O destaque internacional foi o chef Esaul Ramos, proprietário da 2M Smokehouse, no Texas, restaurante recomendado pelo Guia Michelin. Unindo o churrasco texano às suas raízes mexicanas, serviu short ribs angus defumado por 16 horas. O resultado foi uma carne extremamente macia, com a gordura entremeada completamente derretida, formando uma crosta intensa e mantendo a umidade no interior. O acompanhamento era um clássico coleslaw, salada de repolho e cenoura que equilibrava a riqueza da carne.
A chef executiva da Fazenda Churrascada e Jardim Churrascada, Paula Labaki, levou o público ao Peru com os tradicionais anticuchos de corazón: coração bovino marinado em especiarias, grelhado em fogo alto e servido em tortilha de trigo com maionese e picles de cebola.
Nem só de carne viveu a Churrascada. Écio, da Agro Bonfim, transformou os vegetais em protagonistas. Legumes grelhados, saladas e preparos inspirados em diferentes países das Américas mostravam a diversidade dos ingredientes. Entre eles, um ceviche preparado com melão, caju e maracujá, além de guacamole, cogumelos grelhados e vegetais na brasa.

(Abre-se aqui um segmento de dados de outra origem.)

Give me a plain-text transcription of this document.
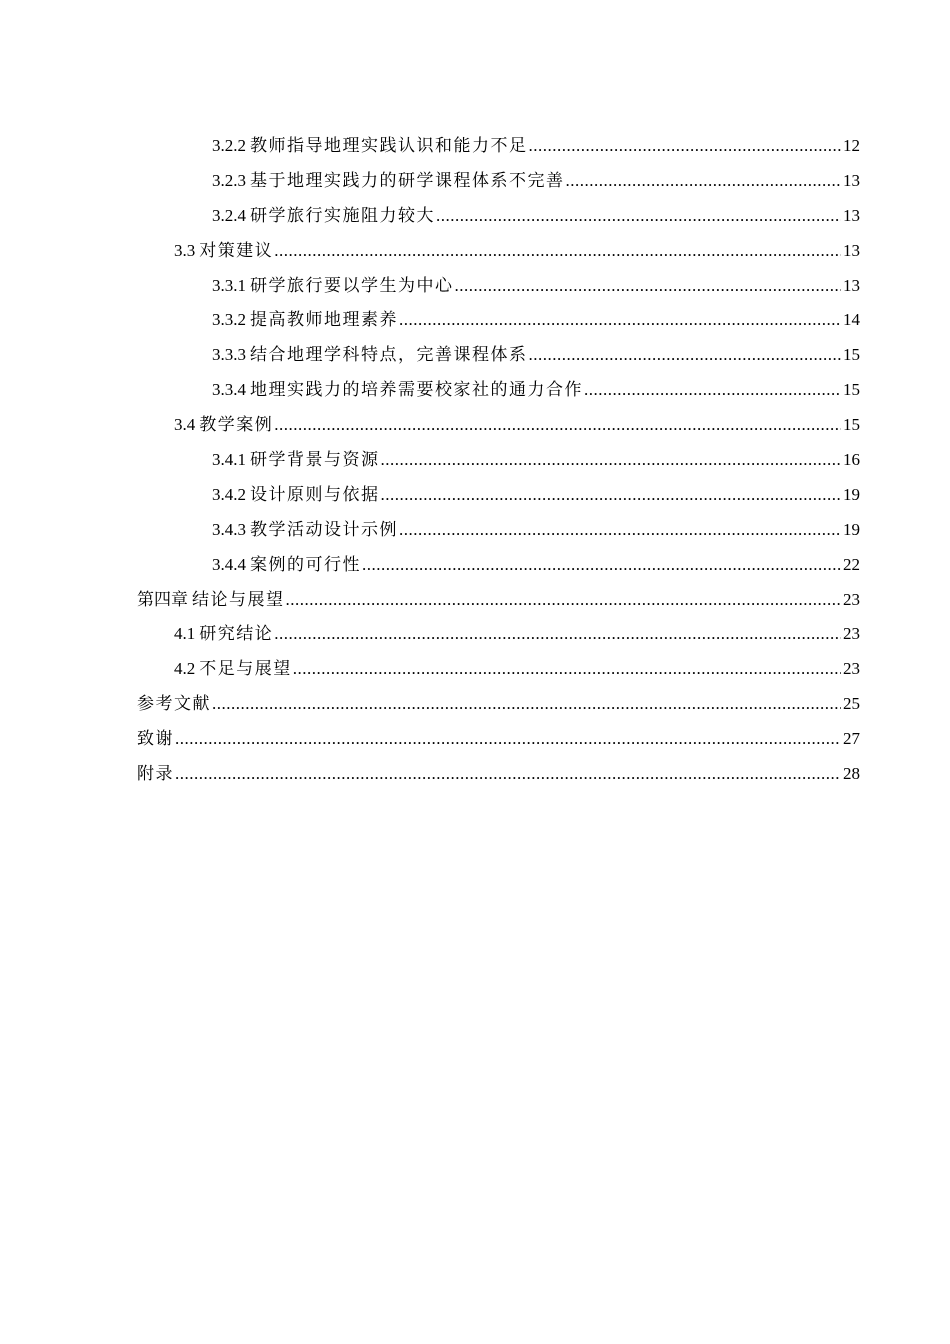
3.2.2 教师指导地理实践认识和能力不足 .....	12
3.2.3 基于地理实践力的研学课程体系不完善 .....	13
3.2.4 研学旅行实施阻力较大 .....	13
3.3 对策建议 .....	13
3.3.1 研学旅行要以学生为中心 .....	13
3.3.2 提高教师地理素养 .....	14
3.3.3 结合地理学科特点，完善课程体系 .....	15
3.3.4 地理实践力的培养需要校家社的通力合作 .....	15
3.4 教学案例 .....	15
3.4.1 研学背景与资源 .....	16
3.4.2 设计原则与依据 .....	19
3.4.3 教学活动设计示例 .....	19
3.4.4 案例的可行性 .....	22
第四章 结论与展望 .....	23
4.1 研究结论 .....	23
4.2 不足与展望 .....	23
参考文献 .....	25
致谢 .....	27
附录 .....	28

Outra fila constante se formava na estação da Fatz Delícias, que apresentou o döner kebab, popularmente conhecido no Brasil como churrasco grego. O preparo tem origem na Turquia: carne temperada empilhada em um espeto vertical giratório, assada lentamente e fatiada em lâminas finas na hora de servir. No festival, o sanduíche era montado em pão naan, acompanhado de vinagrete.

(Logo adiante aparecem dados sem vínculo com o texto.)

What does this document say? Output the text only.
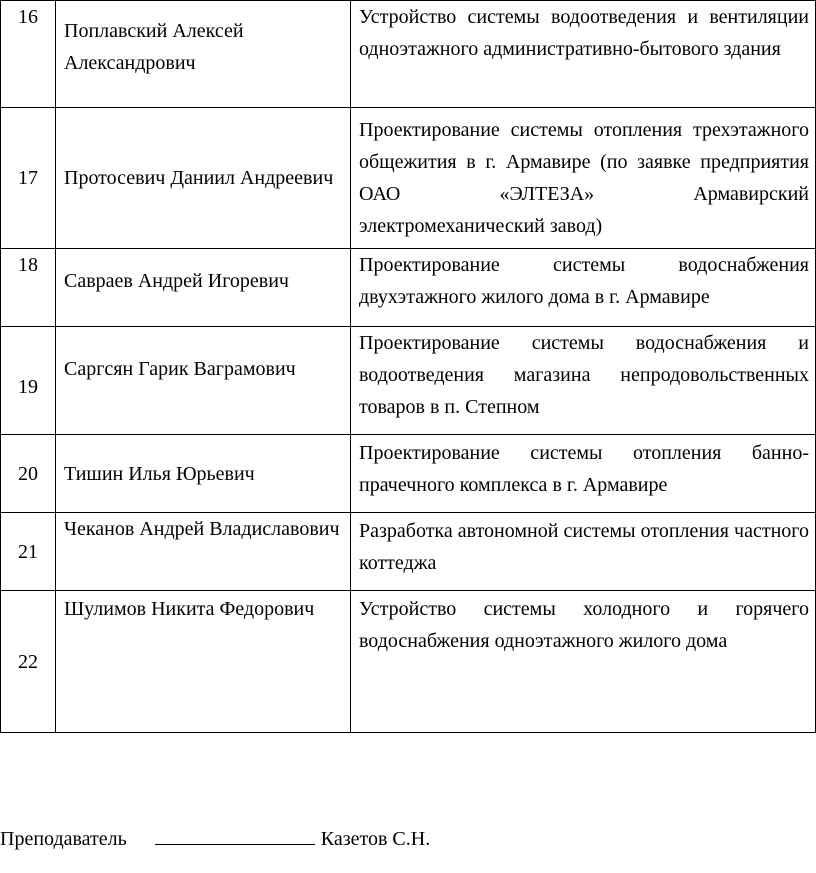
16	Поплавский Алексей Александрович	Устройство системы водоотведения и вентиляции одноэтажного административно-бытового здания
17	Протосевич Даниил Андреевич	Проектирование системы отопления трехэтажного общежития в г. Армавире (по заявке предприятия ОАО «ЭЛТЕЗА» Армавирский электромеханический завод)
18	Савраев Андрей Игоревич	Проектирование системы водоснабжения двухэтажного жилого дома в г. Армавире
19	Саргсян Гарик Ваграмович	Проектирование системы водоснабжения и водоотведения магазина непродовольственных товаров в п. Степном
20	Тишин Илья Юрьевич	Проектирование системы отопления банно-прачечного комплекса в г. Армавире
21	Чеканов Андрей Владиславович	Разработка автономной системы отопления частного коттеджа
22	Шулимов Никита Федорович	Устройство системы холодного и горячего водоснабжения одноэтажного жилого дома
Преподаватель	Казетов С.Н.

O festival também voltou o olhar para as próprias origens. Uma das estações mais simbólicas foi a idealizada por Marcus Levy, dedicada ao churrasco tradicional gaúcho. O espaço recriava elementos históricos como o fogo de chão, o espeto de pau e as canelas em couro, remetendo às primeiras formas de assar carne no Sul do Brasil e lembrando que boa parte da cultura do churrasco brasileiro nasceu muito antes das parrillas modernas e dos pits de defumação.
Foi nesse ambiente que a plataforma A Voz do Churrasco instalou seu estúdio para entrevistar chefs, assadores e profissionais do setor.
“A Churrascada deixou de ser apenas um festival e passou a cumprir um papel de congresso do churrasco brasileiro. É onde assadores, frigoríficos, marcas e especialistas se encontram para trocar conhecimento, discutir tendências e fortalecer o setor”, afirma Cris Mendes, apresentadora e sócia da A Voz do Churrasco.
No fim, a Churrascada mostrou que tradição e inovação dividem a mesma brasa.